Figure 6 shows the $C_d$–10-m wind speed relationship under different R/RMW ranges. Generally, when considering all the data or the data with R/RMW > 1.05, a clear feature of “roll-off” at about 35 m s⁻¹ can be obtained. Even, if considering the whole range of R/RMW < 1.05, such a feature may still roughly exist. However, at the ranges of R/RMW < 0.95, R/RMW < 0.85, or R/RMW < 0.75, the roll feature becomes vague, indicating the TC dynamics within and near the RMW play a role in affecting the flux-profile relationship. On one hand, the drift of dropsondes with the tangential and radial winds may play a role. Real dropsondes are advected with the horizontal wind, and, in the region near the RMW, that advection can move the sondes 10–20 km downwind as the sondes descend to the surface, violating the flux-profile assumptions. Richter et al. [28] concluded that the effects of a dropsonde drift were negligible, and the features of $C_d–U_{10}$ relationship with and without drift effects were similar to each other. Nevertheless, some differences are still seen in the $C_d–U_{10}$ with and without drift effects, especially, the $C_d–U_{10}$ at 0.78 < R/RMW ≤ 1.04 is significantly different: with/without drift effect, $C_d$ is about 0.0018/0.0012, and $U_{10}$ is about 65/52 m s⁻¹ (Figures 10 and 11 in Richter et al. [28]). Therefore, the drift of dropsondes within and near RMW indeed plays a role in the $C_d–U_{10}$ relationship. On the other hand, the assumption of the constant flux layer may not be valid anymore within and near the RMW, as pointed by Richter et al. [28], even though a logarithmic layer is persistent throughout all the different ranges of R/RMW. The violation of the constant flux layer may be caused by the large radial gradient of winds and the transport of the momentum flux (e.g., Kepert [37]; Zhang et al., [38]; Bryan et al., [39]).
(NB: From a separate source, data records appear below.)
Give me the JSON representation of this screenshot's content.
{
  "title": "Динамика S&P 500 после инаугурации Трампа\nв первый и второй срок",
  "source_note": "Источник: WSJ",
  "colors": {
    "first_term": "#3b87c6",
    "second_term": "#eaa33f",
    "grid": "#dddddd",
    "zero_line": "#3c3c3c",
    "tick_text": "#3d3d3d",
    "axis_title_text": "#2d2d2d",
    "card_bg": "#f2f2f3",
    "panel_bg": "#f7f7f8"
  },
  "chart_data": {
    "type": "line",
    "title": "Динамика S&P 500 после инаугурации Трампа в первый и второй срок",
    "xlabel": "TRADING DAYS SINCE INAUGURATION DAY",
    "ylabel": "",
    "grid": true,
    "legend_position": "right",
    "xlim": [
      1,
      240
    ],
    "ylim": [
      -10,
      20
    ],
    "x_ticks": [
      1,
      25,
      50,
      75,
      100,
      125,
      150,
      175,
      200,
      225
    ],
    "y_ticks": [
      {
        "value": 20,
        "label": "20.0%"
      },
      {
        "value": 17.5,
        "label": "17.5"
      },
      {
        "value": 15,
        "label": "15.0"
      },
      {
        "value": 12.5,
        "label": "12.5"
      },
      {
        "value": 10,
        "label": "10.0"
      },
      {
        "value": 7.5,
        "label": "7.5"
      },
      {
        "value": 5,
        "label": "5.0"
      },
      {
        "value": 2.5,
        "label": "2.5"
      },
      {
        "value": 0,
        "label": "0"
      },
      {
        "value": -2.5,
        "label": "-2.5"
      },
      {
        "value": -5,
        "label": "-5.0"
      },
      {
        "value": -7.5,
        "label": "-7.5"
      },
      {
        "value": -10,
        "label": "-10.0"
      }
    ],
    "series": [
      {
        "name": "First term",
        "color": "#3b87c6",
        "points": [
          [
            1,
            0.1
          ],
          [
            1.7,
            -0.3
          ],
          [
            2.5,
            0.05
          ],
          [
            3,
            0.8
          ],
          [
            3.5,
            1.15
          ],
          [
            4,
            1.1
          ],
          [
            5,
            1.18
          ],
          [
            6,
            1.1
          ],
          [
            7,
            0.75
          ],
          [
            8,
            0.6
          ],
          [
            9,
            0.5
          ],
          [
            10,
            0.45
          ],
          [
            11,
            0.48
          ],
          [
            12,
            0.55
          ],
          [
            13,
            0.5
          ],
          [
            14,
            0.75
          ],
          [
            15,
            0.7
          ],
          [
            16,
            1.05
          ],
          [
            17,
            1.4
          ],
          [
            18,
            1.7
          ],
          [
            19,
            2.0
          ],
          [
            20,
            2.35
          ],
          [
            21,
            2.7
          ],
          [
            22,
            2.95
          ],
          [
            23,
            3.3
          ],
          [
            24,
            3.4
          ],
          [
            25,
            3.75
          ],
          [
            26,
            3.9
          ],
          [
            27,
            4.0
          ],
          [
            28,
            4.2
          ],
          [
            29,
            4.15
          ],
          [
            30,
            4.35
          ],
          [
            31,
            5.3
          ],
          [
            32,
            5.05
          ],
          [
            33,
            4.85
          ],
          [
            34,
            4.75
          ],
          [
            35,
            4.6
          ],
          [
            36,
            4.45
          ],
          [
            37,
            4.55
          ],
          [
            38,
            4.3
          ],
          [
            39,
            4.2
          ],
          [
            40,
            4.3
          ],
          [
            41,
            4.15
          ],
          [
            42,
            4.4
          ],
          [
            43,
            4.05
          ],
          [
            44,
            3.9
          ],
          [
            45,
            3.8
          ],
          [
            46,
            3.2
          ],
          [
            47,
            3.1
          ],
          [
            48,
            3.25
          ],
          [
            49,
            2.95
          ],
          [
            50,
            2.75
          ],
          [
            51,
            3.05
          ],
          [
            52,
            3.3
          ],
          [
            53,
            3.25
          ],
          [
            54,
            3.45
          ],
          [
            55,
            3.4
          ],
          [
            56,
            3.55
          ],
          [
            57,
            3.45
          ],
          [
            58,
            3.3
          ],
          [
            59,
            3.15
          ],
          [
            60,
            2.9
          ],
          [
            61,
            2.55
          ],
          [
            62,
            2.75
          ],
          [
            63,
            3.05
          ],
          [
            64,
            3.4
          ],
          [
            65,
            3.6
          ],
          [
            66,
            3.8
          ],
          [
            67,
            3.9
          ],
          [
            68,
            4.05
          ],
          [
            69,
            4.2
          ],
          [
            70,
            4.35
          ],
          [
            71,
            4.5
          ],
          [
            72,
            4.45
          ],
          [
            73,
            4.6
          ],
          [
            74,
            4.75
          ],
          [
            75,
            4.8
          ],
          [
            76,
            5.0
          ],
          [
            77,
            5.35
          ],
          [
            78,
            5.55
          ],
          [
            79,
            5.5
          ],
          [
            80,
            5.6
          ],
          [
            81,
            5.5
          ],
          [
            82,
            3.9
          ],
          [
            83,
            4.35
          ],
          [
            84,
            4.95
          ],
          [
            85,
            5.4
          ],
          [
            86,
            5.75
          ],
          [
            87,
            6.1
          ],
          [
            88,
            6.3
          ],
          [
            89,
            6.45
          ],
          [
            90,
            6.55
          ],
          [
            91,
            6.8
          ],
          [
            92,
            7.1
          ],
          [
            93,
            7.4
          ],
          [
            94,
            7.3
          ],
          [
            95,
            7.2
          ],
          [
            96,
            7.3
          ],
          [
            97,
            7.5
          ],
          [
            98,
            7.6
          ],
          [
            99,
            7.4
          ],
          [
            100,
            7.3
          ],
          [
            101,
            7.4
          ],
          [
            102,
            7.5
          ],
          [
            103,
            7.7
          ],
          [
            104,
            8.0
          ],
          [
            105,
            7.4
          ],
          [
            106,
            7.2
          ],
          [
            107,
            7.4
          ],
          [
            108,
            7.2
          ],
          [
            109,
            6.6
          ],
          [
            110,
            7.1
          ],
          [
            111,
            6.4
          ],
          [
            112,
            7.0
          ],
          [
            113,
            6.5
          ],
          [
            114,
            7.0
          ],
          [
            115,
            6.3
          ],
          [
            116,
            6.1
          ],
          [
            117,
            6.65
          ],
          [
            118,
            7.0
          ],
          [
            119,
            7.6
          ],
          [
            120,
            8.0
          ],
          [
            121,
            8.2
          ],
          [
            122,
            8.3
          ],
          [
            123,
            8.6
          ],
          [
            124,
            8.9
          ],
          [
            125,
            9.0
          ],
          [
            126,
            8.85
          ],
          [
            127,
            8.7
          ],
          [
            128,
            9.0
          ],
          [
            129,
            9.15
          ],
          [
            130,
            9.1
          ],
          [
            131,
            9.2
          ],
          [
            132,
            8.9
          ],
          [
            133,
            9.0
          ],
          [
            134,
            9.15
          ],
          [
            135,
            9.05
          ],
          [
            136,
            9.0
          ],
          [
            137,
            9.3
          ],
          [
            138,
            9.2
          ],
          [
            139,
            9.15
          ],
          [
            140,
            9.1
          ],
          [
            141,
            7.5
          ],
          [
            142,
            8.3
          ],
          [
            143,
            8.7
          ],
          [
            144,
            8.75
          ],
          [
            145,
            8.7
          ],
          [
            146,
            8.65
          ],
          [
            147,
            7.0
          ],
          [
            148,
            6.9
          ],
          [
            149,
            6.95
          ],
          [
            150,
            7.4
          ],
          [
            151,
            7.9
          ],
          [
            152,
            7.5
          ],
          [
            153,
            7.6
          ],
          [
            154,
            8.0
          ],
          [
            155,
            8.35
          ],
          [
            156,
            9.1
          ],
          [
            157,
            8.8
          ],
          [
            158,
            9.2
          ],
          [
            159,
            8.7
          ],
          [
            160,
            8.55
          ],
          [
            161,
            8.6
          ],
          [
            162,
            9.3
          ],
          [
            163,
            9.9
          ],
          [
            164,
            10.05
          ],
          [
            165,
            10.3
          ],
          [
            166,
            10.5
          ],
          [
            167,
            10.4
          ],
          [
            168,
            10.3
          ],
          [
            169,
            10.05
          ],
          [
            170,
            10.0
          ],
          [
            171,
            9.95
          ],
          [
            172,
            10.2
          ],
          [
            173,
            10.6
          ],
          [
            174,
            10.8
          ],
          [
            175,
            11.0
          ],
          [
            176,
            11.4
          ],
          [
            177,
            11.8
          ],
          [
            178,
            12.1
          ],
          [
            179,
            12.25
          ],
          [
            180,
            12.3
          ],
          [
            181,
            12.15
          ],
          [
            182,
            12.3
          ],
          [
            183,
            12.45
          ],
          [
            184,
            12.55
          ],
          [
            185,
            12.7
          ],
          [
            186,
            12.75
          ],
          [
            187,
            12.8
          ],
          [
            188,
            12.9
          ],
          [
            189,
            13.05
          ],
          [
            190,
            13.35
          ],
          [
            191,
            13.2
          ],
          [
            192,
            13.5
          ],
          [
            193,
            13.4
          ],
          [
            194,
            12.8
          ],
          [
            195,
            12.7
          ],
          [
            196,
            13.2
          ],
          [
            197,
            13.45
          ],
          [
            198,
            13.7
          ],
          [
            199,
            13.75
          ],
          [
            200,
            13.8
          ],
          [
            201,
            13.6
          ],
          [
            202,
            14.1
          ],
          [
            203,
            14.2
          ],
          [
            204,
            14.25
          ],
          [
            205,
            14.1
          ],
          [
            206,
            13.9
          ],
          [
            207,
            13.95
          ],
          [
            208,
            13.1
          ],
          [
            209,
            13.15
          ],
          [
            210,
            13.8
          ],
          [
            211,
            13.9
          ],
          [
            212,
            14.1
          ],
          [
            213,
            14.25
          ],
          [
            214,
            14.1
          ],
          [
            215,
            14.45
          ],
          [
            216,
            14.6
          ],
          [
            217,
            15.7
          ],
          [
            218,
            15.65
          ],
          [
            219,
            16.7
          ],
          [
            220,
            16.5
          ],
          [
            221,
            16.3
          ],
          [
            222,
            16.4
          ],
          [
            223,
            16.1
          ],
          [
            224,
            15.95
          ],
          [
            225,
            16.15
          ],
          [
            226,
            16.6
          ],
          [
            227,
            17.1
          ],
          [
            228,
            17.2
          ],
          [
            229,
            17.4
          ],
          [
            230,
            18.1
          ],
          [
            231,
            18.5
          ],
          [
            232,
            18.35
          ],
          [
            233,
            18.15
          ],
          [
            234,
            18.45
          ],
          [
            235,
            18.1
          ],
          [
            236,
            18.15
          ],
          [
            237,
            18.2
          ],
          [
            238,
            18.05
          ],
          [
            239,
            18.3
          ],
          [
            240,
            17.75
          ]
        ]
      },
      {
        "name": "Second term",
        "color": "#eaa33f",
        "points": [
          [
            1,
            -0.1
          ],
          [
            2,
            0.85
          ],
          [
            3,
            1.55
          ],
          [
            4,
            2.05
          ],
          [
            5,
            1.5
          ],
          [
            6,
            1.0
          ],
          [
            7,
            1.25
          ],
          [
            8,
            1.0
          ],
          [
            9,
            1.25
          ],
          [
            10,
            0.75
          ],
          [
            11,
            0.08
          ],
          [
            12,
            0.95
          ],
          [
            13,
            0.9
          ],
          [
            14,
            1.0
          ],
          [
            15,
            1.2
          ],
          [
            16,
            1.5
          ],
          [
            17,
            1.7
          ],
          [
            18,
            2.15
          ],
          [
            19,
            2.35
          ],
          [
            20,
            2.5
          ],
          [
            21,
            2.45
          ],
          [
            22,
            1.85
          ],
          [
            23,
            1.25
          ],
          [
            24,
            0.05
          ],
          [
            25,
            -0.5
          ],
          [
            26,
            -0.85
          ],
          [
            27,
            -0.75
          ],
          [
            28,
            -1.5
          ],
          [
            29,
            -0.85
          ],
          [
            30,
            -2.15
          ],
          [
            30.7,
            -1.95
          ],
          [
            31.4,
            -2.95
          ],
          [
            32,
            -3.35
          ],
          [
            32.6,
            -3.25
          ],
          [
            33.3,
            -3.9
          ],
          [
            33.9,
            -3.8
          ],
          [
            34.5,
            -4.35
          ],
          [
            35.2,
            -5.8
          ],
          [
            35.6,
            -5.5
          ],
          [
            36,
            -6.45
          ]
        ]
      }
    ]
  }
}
In addition, in Figure 6b, the $C_d$ of R < 0.75RMW (i.e., green square) deviates significantly from the $C_d$ of R < 0.85RMW and R < 0.95RMW (i.e., brown and pink squares), while the deviation between R < 0.85RMW (brown squares) and R < 0.95RMW (pink squares) is much smaller, especially when 10 m winds exceed 40 m s⁻¹. As discussed previously, when it comes to about < 0.75RMW, the logarithmic wind profile may be altered by the drift, the large radial gradients, and the advection of the momentum flux here.
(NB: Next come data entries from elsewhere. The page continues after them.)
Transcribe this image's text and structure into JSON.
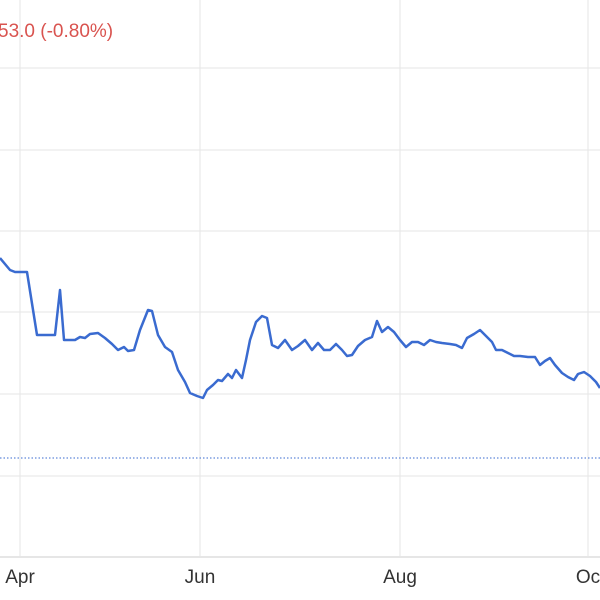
{
  "chart_data": {
    "type": "line",
    "subtitle": "53.0 (-0.80%)",
    "subtitle_color": "#d9534f",
    "xlim": [
      0,
      600
    ],
    "xticks": [
      {
        "value": 20,
        "label": "Apr"
      },
      {
        "value": 200,
        "label": "Jun"
      },
      {
        "value": 400,
        "label": "Aug"
      },
      {
        "value": 588,
        "label": "Oc"
      }
    ],
    "ylim": [
      0,
      600
    ],
    "yticks": [
      43,
      124,
      206,
      288,
      369,
      450,
      532
    ],
    "reference_line": 142,
    "grid": true,
    "series": [
      {
        "color": "#3a6bd0",
        "x": [
          0,
          10,
          15,
          27,
          37,
          55,
          60,
          64,
          75,
          80,
          85,
          90,
          98,
          105,
          112,
          118,
          124,
          128,
          134,
          140,
          148,
          152,
          158,
          165,
          172,
          178,
          185,
          190,
          197,
          203,
          207,
          213,
          218,
          222,
          228,
          232,
          236,
          242,
          246,
          250,
          256,
          262,
          267,
          272,
          278,
          285,
          292,
          298,
          305,
          312,
          318,
          324,
          330,
          336,
          342,
          347,
          352,
          358,
          365,
          372,
          377,
          382,
          388,
          394,
          400,
          406,
          412,
          418,
          424,
          430,
          436,
          442,
          450,
          456,
          462,
          467,
          474,
          480,
          486,
          492,
          496,
          502,
          508,
          514,
          520,
          528,
          535,
          540,
          545,
          550,
          555,
          562,
          568,
          574,
          578,
          584,
          590,
          596,
          600
        ],
        "values": [
          342,
          330,
          328,
          328,
          265,
          265,
          310,
          260,
          260,
          263,
          262,
          266,
          267,
          262,
          256,
          250,
          253,
          249,
          250,
          270,
          290,
          289,
          265,
          253,
          248,
          230,
          218,
          207,
          204,
          202,
          210,
          215,
          220,
          219,
          226,
          222,
          230,
          222,
          240,
          260,
          278,
          284,
          282,
          255,
          252,
          260,
          250,
          254,
          260,
          250,
          257,
          250,
          250,
          256,
          250,
          244,
          245,
          254,
          260,
          263,
          279,
          268,
          273,
          268,
          260,
          253,
          258,
          258,
          255,
          260,
          258,
          257,
          256,
          255,
          252,
          262,
          266,
          270,
          264,
          258,
          250,
          250,
          247,
          244,
          244,
          243,
          243,
          235,
          239,
          242,
          235,
          227,
          223,
          220,
          226,
          228,
          224,
          218,
          212
        ]
      }
    ]
  }
}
4. Summary and Conclusions

Using dropsonde data and flux-profile method, in this study, we investigated the $C_d$–wind speed relationship within different R/RMW ranges, and also the variation of $C_d$ with R/RMW under the same wind speed bins. The main findings and conclusions are as follows:

(1)

From the range of R/RMW > 1.05 to that of R/RMW < 0.95, a systematic decrease of 5~25% in friction velocity $u_{*}$ is found for 7 out of the 9 MBL mean wind speed groups.

(2)

A clear feature of “roll-off” at about 35 m s⁻¹ can be obtained for the ranges of either R/RMW > 1.05 or R/RMW < 1.05. However, in the ranges of R/RMW < 0.95, R/RMW < 0.85, and R/RMW < 0.75, the roll feature becomes vague, indicating the TC dynamics within and near the RMW play a role in affecting the flux-profile relationship.

(3)

When $U_{10}$ exceeds 40 m s⁻¹, $u_{*}$ of R < 0.75RMW is significantly larger than that of R < 0.85RMW. This phenomenon is not caused by the extreme values in the relatively small sample size, and it is speculated to link with the TC dynamics (e.g., the large radial gradients of winds and the drastic vertical variation of the bulk Richardson number).

At last, these results may be affected by the limited data quantity in this study, and future work will be carried out with more observations and simulations to further understand how the TC dynamics within and near the RMW affect the wind profiles in TCs.